Cheered by the sight of a big coach to travel on, rather than the smaller Coaster buses, we were less happy to see the bus leave the park shortly after 8, but supposed that filling up gas before leaving was a good portent. Unfortunately the bus didn't return to the park until 9:30...but it was washed. Given we're now half an hour behind schedule, one would think loading would begin, but first they changed the tire. Waiting, waiting. Multi-tasking has just not caught on. Loading, when it finally began, involved one or two people working while a throng stood around yelling contradictory instructions.
Around 10 am, another passenger who'd just bought her ticket speculated they'd probably begin loading soon since all places were nearly sold now. Leave on time if the vehicle isn't full?--what a waste! We boarded around 10:30 and even began to pull out of the park, but something detained us, so it was 11:00 am before the bus actually hit the road.
The time we spent waiting allowed us the opportunity to purchase drugs from the vendors running around selling miscellaneous medications out of suitcases or baskets atop their heads. If that wasn't enough, a number of them boarded the bus and extolled the many benefits of their wonder drugs as we travelled. "It's like an infomercial," Kara quipped, "only you can't change the channel or turn it off." In lieu of those options I tried to fall asleep but with limited success. It seemed to go on for close to an hour.
Until the journey neared its end, things went smoothly. There were the usual myriad stops at péages and gendarme checkpoints, and the sun bore down with great heat even through the frosted windows, but rumours of strikes in response to the constitutional amendment proved false, though there was a heavier than usual military presence on the road, including soldiers in the bus itself.
At last, Yaoundé--much later than the anticipated 6-hour journey. Arriving in the city limits as darkness began to fall, the bus meandered for what felt like an hour as the darkness grew thicker (and I grew tenser!). We halted at a bus park who-knows-where-in-Yaoundé in the complete darkness of 7:30. This was NOT what we'd planned. Yaoundé is dangerous after dark, as our taxi driver was eager to remind us.
As soon as we'd disembarked, we grabbed our bags and snagged the first available taxi. To get across town to the missionary family--with whom, in the lengthening hours of our journey, we'd arranged to spend the night (thank goodness for cell phones)--the taxi driver quoted a price almost equal to that we paid to take the bus from Bamenda, and wouldn't budge when I tried to bargain. Grudgingly, we agreed and climbed in.

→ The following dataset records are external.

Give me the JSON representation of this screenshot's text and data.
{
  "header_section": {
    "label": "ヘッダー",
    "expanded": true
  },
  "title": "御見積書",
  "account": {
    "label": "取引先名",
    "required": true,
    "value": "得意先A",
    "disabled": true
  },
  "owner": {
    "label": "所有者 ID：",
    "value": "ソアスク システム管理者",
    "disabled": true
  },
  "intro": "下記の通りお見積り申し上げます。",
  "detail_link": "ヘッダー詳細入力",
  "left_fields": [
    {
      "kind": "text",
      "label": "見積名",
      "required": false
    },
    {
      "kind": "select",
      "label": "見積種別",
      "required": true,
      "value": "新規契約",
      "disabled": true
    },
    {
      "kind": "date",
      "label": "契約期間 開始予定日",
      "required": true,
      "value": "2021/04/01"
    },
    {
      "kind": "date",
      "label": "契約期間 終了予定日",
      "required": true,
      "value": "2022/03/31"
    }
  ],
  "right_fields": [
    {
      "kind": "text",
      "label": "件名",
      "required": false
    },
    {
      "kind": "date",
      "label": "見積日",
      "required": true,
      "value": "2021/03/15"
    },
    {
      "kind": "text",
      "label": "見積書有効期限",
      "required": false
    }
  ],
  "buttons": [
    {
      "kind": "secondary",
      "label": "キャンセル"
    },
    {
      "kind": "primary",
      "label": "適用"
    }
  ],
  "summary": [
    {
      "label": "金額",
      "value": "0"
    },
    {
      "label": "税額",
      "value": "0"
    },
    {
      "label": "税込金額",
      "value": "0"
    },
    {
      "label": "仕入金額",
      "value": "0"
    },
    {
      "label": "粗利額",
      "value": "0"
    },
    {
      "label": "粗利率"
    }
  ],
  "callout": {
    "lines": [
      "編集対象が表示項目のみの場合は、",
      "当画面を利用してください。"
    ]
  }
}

The taxi driver said he was a gendarme. As our conversation was all in French, I'm not clear on the details, like whether he works undercover as a taxi driver or moonlights to make extra cash. (I suspect the former because in a corrupt country like Cameroon, there would be no need for police to take an extra job to get more cash--they can just take more bribes!) He expressed great concern for us having arrived after dark and warned us repeatedly about "voleurs" (thieves): at night, near the train station, in the unfamiliar city in general. Be careful of the voleurs!
More than 12 hours after we'd left the Baptist compound in Bamenda, we arrived, tired but grateful, at Colemans' for the night. Not according to plan--an appropriate beginning for our northern adventure.